Il y a deux cents ans, en France, pays alors largement agricole, la superficie boisée chuta pour atteindre 8,9 à 9,5 millions d’hectares, en 1830. Soit la moitié de la superficie boisée actuelle, 16,9 millions d’hectares. Non seulement la forêt était des plus limitées mais elle était très parcourue par les hommes et le bétail. Les choses évoluèrent lentement. Ce n’est que dans les années trente que la population citadine devint majoritair­e en France, l’exode rural se poursuivra des décennies durant. L’environnem­ent allait-il enfin devenir profitable au petit cervidé ? Grosso modo, jusqu’à la Libération, l’espèce ne subsistait que dans quelques vastes massifs forestiers et des propriétés privées particuliè­rement bien gardées et gérées. Le chevreuil survivait dans la pénombre.

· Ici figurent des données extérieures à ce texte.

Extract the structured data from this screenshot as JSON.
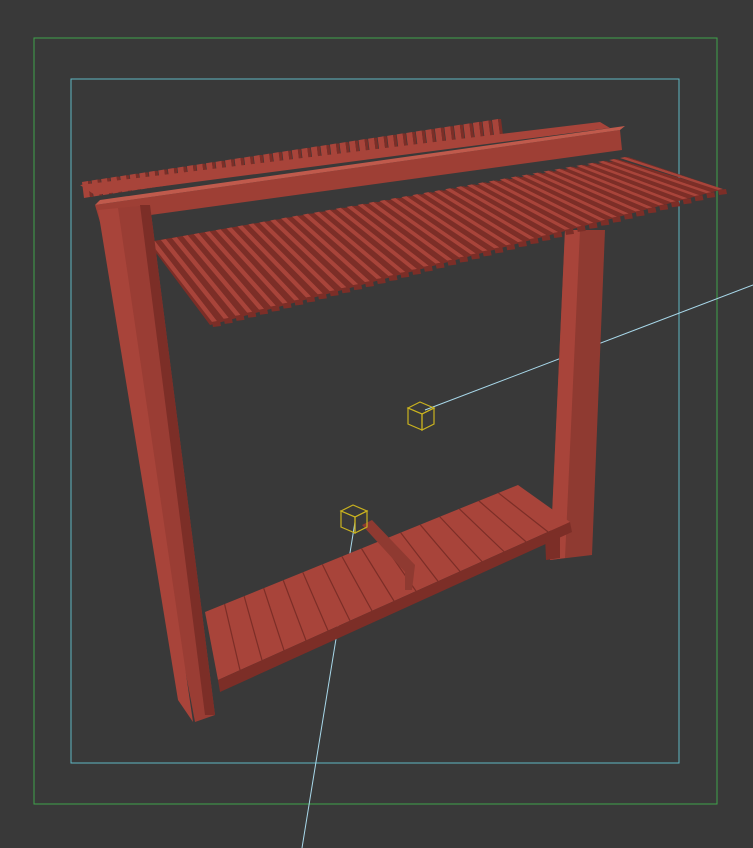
{
  "viewport": {
    "background": "#393939",
    "safe_frame_outer_color": "#3fa34a",
    "safe_frame_inner_color": "#5fb6c4",
    "model_color": "#a8443a",
    "model_shadow_color": "#7c2e27",
    "model_highlight_color": "#c05a4c",
    "gizmo_color": "#c9b21f",
    "light_line_color": "#a8d8ea",
    "slat_count_back": 44,
    "slat_count_front": 44,
    "plank_count": 16
  }
}
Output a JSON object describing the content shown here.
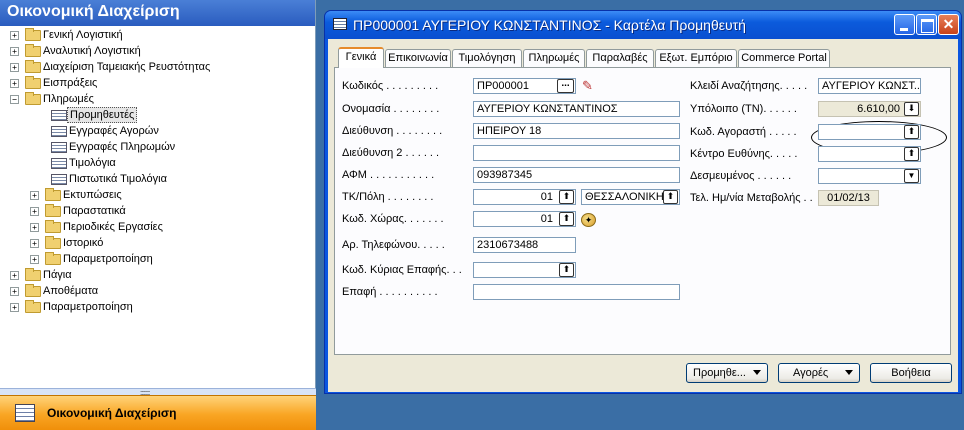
{
  "nav": {
    "header": "Οικονομική Διαχείριση",
    "footer_label": "Οικονομική Διαχείριση",
    "splitter_grip": "::::::::::",
    "tree": [
      {
        "label": "Γενική Λογιστική",
        "level": 0,
        "kind": "folder",
        "expander": "+"
      },
      {
        "label": "Αναλυτική Λογιστική",
        "level": 0,
        "kind": "folder",
        "expander": "+"
      },
      {
        "label": "Διαχείριση Ταμειακής Ρευστότητας",
        "level": 0,
        "kind": "folder",
        "expander": "+"
      },
      {
        "label": "Εισπράξεις",
        "level": 0,
        "kind": "folder",
        "expander": "+"
      },
      {
        "label": "Πληρωμές",
        "level": 0,
        "kind": "folder",
        "expander": "−"
      },
      {
        "label": "Προμηθευτές",
        "level": 1,
        "kind": "form",
        "expander": "",
        "selected": true
      },
      {
        "label": "Εγγραφές Αγορών",
        "level": 1,
        "kind": "form",
        "expander": ""
      },
      {
        "label": "Εγγραφές Πληρωμών",
        "level": 1,
        "kind": "form",
        "expander": ""
      },
      {
        "label": "Τιμολόγια",
        "level": 1,
        "kind": "form",
        "expander": ""
      },
      {
        "label": "Πιστωτικά Τιμολόγια",
        "level": 1,
        "kind": "form",
        "expander": ""
      },
      {
        "label": "Εκτυπώσεις",
        "level": 1,
        "kind": "folder",
        "expander": "+"
      },
      {
        "label": "Παραστατικά",
        "level": 1,
        "kind": "folder",
        "expander": "+"
      },
      {
        "label": "Περιοδικές Εργασίες",
        "level": 1,
        "kind": "folder",
        "expander": "+"
      },
      {
        "label": "Ιστορικό",
        "level": 1,
        "kind": "folder",
        "expander": "+"
      },
      {
        "label": "Παραμετροποίηση",
        "level": 1,
        "kind": "folder",
        "expander": "+"
      },
      {
        "label": "Πάγια",
        "level": 0,
        "kind": "folder",
        "expander": "+"
      },
      {
        "label": "Αποθέματα",
        "level": 0,
        "kind": "folder",
        "expander": "+"
      },
      {
        "label": "Παραμετροποίηση",
        "level": 0,
        "kind": "folder",
        "expander": "+"
      }
    ]
  },
  "window": {
    "title": "ΠΡ000001 ΑΥΓΕΡΙΟΥ ΚΩΝΣΤΑΝΤΙΝΟΣ - Καρτέλα Προμηθευτή",
    "close_glyph": "✕"
  },
  "tabs": [
    "Γενικά",
    "Επικοινωνία",
    "Τιμολόγηση",
    "Πληρωμές",
    "Παραλαβές",
    "Εξωτ. Εμπόριο",
    "Commerce Portal"
  ],
  "active_tab": "Γενικά",
  "form": {
    "code_label": "Κωδικός . . . . . . . . .",
    "code_value": "ΠΡ000001",
    "name_label": "Ονομασία . . . . . . . .",
    "name_value": "ΑΥΓΕΡΙΟΥ ΚΩΝΣΤΑΝΤΙΝΟΣ",
    "address_label": "Διεύθυνση . . . . . . . .",
    "address_value": "ΗΠΕΙΡΟΥ 18",
    "address2_label": "Διεύθυνση 2 . . . . . .",
    "address2_value": "",
    "vat_label": "ΑΦΜ . . . . . . . . . . .",
    "vat_value": "093987345",
    "postcode_label": "ΤΚ/Πόλη . . . . . . . .",
    "postcode_value": "01",
    "city_value": "ΘΕΣΣΑΛΟΝΙΚΗ",
    "country_label": "Κωδ. Χώρας. . . . . . .",
    "country_value": "01",
    "phone_label": "Αρ. Τηλεφώνου. . . . .",
    "phone_value": "2310673488",
    "contact_code_label": "Κωδ. Κύριας Επαφής. . .",
    "contact_code_value": "",
    "contact_label": "Επαφή . . . . . . . . . .",
    "contact_value": "",
    "search_key_label": "Κλειδί Αναζήτησης. . . . .",
    "search_key_value": "ΑΥΓΕΡΙΟΥ ΚΩΝΣΤ...",
    "balance_label": "Υπόλοιπο (ΤΝ). . . . . .",
    "balance_value": "6.610,00",
    "buyer_label": "Κωδ. Αγοραστή . . . . .",
    "buyer_value": "",
    "resp_label": "Κέντρο Ευθύνης. . . . .",
    "resp_value": "",
    "blocked_label": "Δεσμευμένος . . . . . .",
    "blocked_value": "",
    "modified_label": "Τελ. Ημ/νία Μεταβολής . .",
    "modified_value": "01/02/13"
  },
  "buttons": {
    "vendor": "Προμηθε...",
    "purchases": "Αγορές",
    "help": "Βοήθεια"
  },
  "glyphs": {
    "lookup_up": "⬆",
    "drill_down": "⬇",
    "dropdown": "▼",
    "ellipsis": "...",
    "pencil": "✎",
    "map": "✦"
  }
}
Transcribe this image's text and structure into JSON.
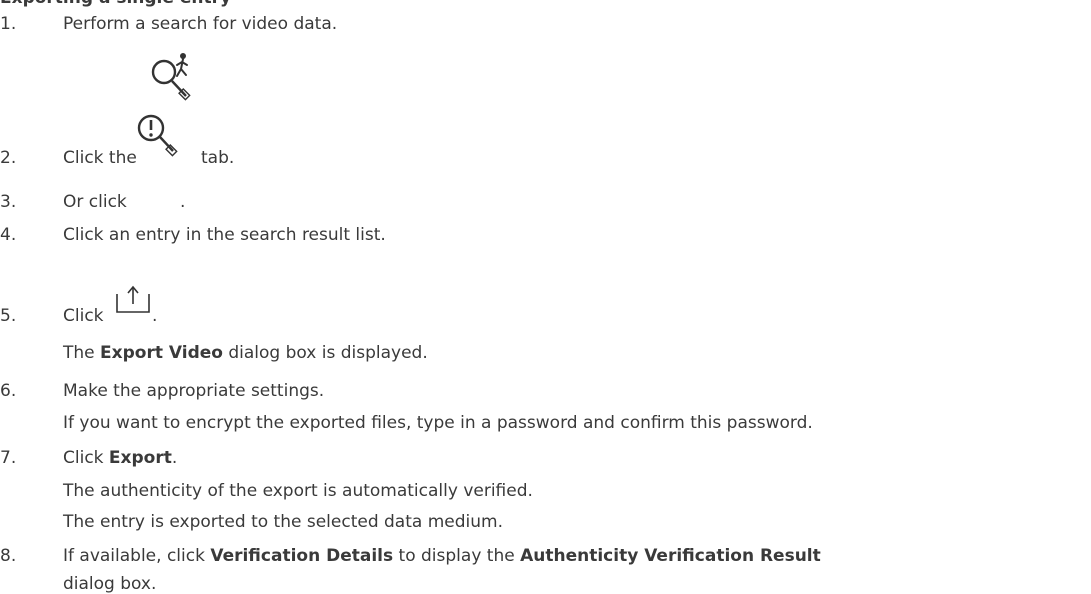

Deux saisons après la mise en place du plan de chasse national obligatoir­e (apparu en 1979), l’espèce est absente d’un vaste pourtour méditerran­éen, d’une grande partie de la chaîne pyrénéenne et du massif alpin, d’une partie du Massif central, d’une partie de l’Ouest, très discrète dans la majeure partie de la Bretagne, une partie de la Normandie, une partie du Centre et la Bourgogne. En fait, de rares points forts de l’espèce se situent dans quelques secteurs des Landes, des Pays de la Loire, du Centre, de Normandie, et dans les régions au nord d’une ligne reliant Le Havre à Mulhouse. La Picardie (Somme, Oise et Aisne) étant le fief du chevreuil en France (voir carte ci-contre). Le bulletin technique de l’Onc de mars 1981 estime que la capacité d’accueil du territoire français se situe entre 800 000 et 1 million de têtes, tandis que la population de l’espèce de l’époque est estimée à moitié moins. À partir des années 19801990, sous le triple effet du plan de chasse, des mesures de gestion et des repeupleme­nts, la population de chevreuils se développe. De leur côté, les tableaux de chasse augmentent, connaissan­t une nette hausse au cours de la décennie 1990. Au cours des années 2010, « l’effectif de chevreuils au niveau national est de l’ordre de 1,5 million de têtes, soit une progressio­n de 3,2 au cours des vingt dernières années », observent les services de l’Oncfs. Le principe étant que le nombre total de chevreuils prélevés correspond­e à l’accroissem­ent naturel des population­s, soit 30 %.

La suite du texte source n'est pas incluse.